La versión de Powell y Pressburger, una de las cimas del arte de la dupla junto a Las zapatillas rojas (1948), se afirmaba en una atmósfera de colores intensos y ominosos que coqueteaba desde el melodrama con el horror. La lánguida silueta de Deborah Kerr desplazándose por los corredores del palacio ancestral, sometida a las voces fantasmales de su propio deseo reprimido, era un claro eco de los relatos góticos con algo de la subversión cínica de la posguerra que detectaba los apetitos sexuales bajo las vestiduras de una orden religiosa. La apropiación de Coe y Bruus Christensen elige otro recorrido, aquel que sitúa la historia de fantasmas apenas como un paraguas para descubrir el ascenso de aquello que debía permanecer escondido. El Himalaya no solo pone en tensión el racionalismo conquistador del colonialismo inglés, la hegemonía del orden cristiano y la fuerza del hombre sobre la naturaleza, sino la misma condición de las mujeres como pasivos objetos de deseo: son sus mismos cuerpos los que se descubren como sujetos de una iniciativa que les era negada.
“Desde que llegamos, lo único que pienso es en la belleza de las cosas. Es demasiado. El aire es demasiado claro. Se puede ver demasiado lejos. Es como si las montañas nos estuvieran mirando, y no Dios”. La belleza que asusta hasta la huida a la hermana Philippa no es cálida y armoniosa sino febril y devoradora. Un dios pagano situado en ese mundo esquivo a los mandatos de la religión, que asoma con su rostro de espléndida morbidez.

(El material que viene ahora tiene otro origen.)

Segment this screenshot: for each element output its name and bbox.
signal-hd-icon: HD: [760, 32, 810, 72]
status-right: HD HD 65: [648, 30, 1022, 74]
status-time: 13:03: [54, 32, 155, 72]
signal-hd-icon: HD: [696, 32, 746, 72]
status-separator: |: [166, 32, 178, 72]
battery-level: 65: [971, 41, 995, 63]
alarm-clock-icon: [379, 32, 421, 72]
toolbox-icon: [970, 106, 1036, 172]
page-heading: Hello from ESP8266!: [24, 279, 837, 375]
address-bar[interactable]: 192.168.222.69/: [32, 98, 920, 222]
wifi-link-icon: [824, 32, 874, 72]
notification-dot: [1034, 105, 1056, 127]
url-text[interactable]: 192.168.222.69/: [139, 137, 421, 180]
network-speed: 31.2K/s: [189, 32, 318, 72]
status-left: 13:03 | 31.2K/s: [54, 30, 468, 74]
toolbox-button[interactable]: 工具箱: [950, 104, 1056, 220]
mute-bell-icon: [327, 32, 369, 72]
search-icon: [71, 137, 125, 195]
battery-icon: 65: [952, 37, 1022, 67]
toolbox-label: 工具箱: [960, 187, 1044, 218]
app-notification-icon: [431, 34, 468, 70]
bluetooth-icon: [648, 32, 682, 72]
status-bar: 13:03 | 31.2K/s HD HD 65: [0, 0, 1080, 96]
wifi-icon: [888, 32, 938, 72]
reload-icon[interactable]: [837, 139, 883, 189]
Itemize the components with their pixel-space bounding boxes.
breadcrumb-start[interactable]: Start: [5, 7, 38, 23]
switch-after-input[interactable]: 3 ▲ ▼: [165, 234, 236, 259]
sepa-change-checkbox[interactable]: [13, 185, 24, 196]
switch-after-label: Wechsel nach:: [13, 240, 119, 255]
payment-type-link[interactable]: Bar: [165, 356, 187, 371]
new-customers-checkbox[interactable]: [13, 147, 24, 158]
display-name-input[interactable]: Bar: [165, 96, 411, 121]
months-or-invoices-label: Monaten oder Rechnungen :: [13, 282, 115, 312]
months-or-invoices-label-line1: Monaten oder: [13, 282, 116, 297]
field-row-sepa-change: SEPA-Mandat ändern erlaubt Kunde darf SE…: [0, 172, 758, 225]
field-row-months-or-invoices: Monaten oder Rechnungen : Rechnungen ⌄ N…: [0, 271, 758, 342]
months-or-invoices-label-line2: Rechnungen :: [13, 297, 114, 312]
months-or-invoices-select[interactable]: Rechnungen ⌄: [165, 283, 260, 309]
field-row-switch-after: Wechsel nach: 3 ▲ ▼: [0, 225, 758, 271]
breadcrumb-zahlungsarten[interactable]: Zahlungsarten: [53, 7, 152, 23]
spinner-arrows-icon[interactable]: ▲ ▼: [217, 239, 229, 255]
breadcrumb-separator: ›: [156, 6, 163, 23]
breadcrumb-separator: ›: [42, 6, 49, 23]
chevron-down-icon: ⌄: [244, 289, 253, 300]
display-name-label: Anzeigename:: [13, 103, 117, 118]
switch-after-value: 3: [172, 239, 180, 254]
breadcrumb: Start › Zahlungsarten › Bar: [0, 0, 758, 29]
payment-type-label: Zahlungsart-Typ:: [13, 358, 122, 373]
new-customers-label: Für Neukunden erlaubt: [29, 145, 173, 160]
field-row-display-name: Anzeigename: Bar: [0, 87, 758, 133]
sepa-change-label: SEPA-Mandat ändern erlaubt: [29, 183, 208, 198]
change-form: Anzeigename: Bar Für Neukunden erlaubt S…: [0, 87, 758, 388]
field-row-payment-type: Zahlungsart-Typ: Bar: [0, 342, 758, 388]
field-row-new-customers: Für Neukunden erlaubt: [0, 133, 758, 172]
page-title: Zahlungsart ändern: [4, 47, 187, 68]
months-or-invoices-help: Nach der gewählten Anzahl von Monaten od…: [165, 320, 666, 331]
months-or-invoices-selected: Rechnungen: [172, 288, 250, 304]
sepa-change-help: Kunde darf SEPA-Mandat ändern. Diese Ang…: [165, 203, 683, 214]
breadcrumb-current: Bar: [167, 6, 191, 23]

El perfume que da título a la novela de Godden, y a las adaptaciones que le siguieron, condensa esa esencia ambigua de todo significado. Un aroma oscuro y embriagante, que viaja de la Europa mundana y adquiere su mortal efecto en los jardines salvajes donde se arrancan las flores. Clodagh asiste a la imperiosa emergencia de aquello que siempre creyó bajo control, mantenido a raya por los autoflagelos nocturnos, los ayunos esporádicos, los rezos matutinos. Ese aire tan claro que lo deja ver todo es lo que más asusta, el que ha corrido los velos de las prohibiciones y la firmeza de los límites. El que muestra ese infinito que la creencia solo podía haber imaginado.